I drove back to Kate’s thinking I was insane, and she told me as much as soon as she got home from work. Kicking off a pair of commuter shoes, she said, “What the hell are you thinking? You can’t take a job like that. Your church won’t take you back after that. The whole thing sounds indecent. And I’m a New Yorker! Those Texan crack-pots think dancing is evil, Abby. You live in that little Footloose town, for christsakes! Use your brain! Naked women rolling in paint is way worse than dancing!”


I rolled my eyes, cringing as she said it. No doubt she was right. Back in Texas, anything even remotely sensual was evil. That explained all the clothing starched into sandpaper. Nobody wanted to touch that. But what she said was the perception that Jack tried so hard to diffuse, and I wasn’t going to back down. There was nothing wrong with his art. “You don’t get it Kate. It’s not like that. The paintings were so raw that it was shocking. It showcased beauty, not lust.”

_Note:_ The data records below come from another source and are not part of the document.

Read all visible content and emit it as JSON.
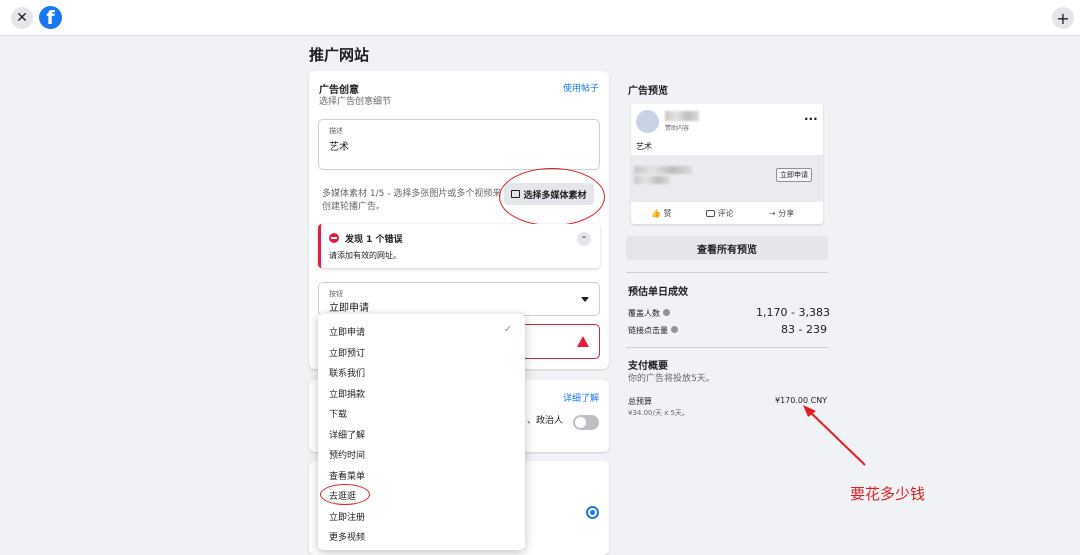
{
  "topbar": {
    "close_icon": "✕",
    "logo": "f",
    "add_icon": "+"
  },
  "page_title": "推广网站",
  "creative": {
    "title": "广告创意",
    "subtitle": "选择广告创意细节",
    "use_post": "使用帖子",
    "description_label": "描述",
    "description_value": "艺术",
    "media_text_1": "多媒体素材 1/5 - 选择多张图片或多个视频来",
    "media_text_2": "创建轮播广告。",
    "media_button": "选择多媒体素材"
  },
  "error": {
    "title": "发现 1 个错误",
    "body": "请添加有效的网址。"
  },
  "button_field": {
    "label": "按钮",
    "value": "立即申请"
  },
  "dropdown": {
    "items": [
      "立即申请",
      "立即预订",
      "联系我们",
      "立即捐款",
      "下载",
      "详细了解",
      "预约时间",
      "查看菜单",
      "去逛逛",
      "立即注册",
      "更多视频"
    ],
    "selected": "立即申请",
    "highlighted": "去逛逛"
  },
  "special_category": {
    "learn_more": "详细了解",
    "politician_text": "、政治人"
  },
  "preview": {
    "title": "广告预览",
    "sponsored": "赞助内容",
    "post_text": "艺术",
    "apply_button": "立即申请",
    "like": "赞",
    "comment": "评论",
    "share": "分享",
    "view_all": "查看所有预览"
  },
  "estimate": {
    "title": "预估单日成效",
    "reach_label": "覆盖人数",
    "reach_value": "1,170 - 3,383",
    "clicks_label": "链接点击量",
    "clicks_value": "83 - 239"
  },
  "payment": {
    "title": "支付概要",
    "subtitle": "你的广告将投放5天。",
    "budget_label": "总预算",
    "budget_detail": "¥34.00/天 x 5天。",
    "budget_value": "¥170.00 CNY"
  },
  "annotation": {
    "text": "要花多少钱",
    "color": "#e02020"
  }
}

Rolling her eyes, she said, “You’re a girl, Abby. Guys look at naked chicks and lust. Believe me. You’re in uncharted waters here—unless you did it with some random guy and forgot to tell me.” Kate walked into the kitchen while we were talking, shirking off her jacket and draping it over the counter.


I blanched at her reference. It was something I didn’t talk about with anyone. I was a 28-year-old virgin, by choice. My vows forced me to a life of celibacy, but that didn’t mean I was an idiot. Following her, I said, “I don’t have to screw someone to see the difference between art and porn, Kate. If you’d seen his work...” I didn’t get to finish. She rounded on me, cutting me off.


“I have seen his work! What the hell do you think I do all day? Jonathan Gray is the next big thing. We’ve been trying to get him to do a show for the past four years! I’ve seen his work. I know he’s good. And I know he’ll get your ass canned if you take that job.” Kate’s steam seemed to ebb a little, and she added, “Abby, it’ll end your career. A forced sabbatical was bad enough, but this... There’ll be no going back.”


I wanted to tell her that she was wrong, but she wasn’t. It didn’t matter what was right or wrong, or what I believed. This was the catch-22 of being me—sometimes self-preservation kept me from doing what was right. I had to choose my battles, or I’d get strung up by the conservative types that sat in my pews and not get a chance to help anyone. They would say the same things Kate was saying, or worse. If you thought the minister led the church, you thought wrong. It was more like giving a kid a stick and telling him to corral a hundred big, smelly sheep without anything else. You had to be careful who you poked, and sheep weren’t the brightest bulbs in the box. It honestly took a lot of restraint to not beat them over the head with the stick. But that was my life. It required unending patience, which I felt was worth it if I saved one person along the way.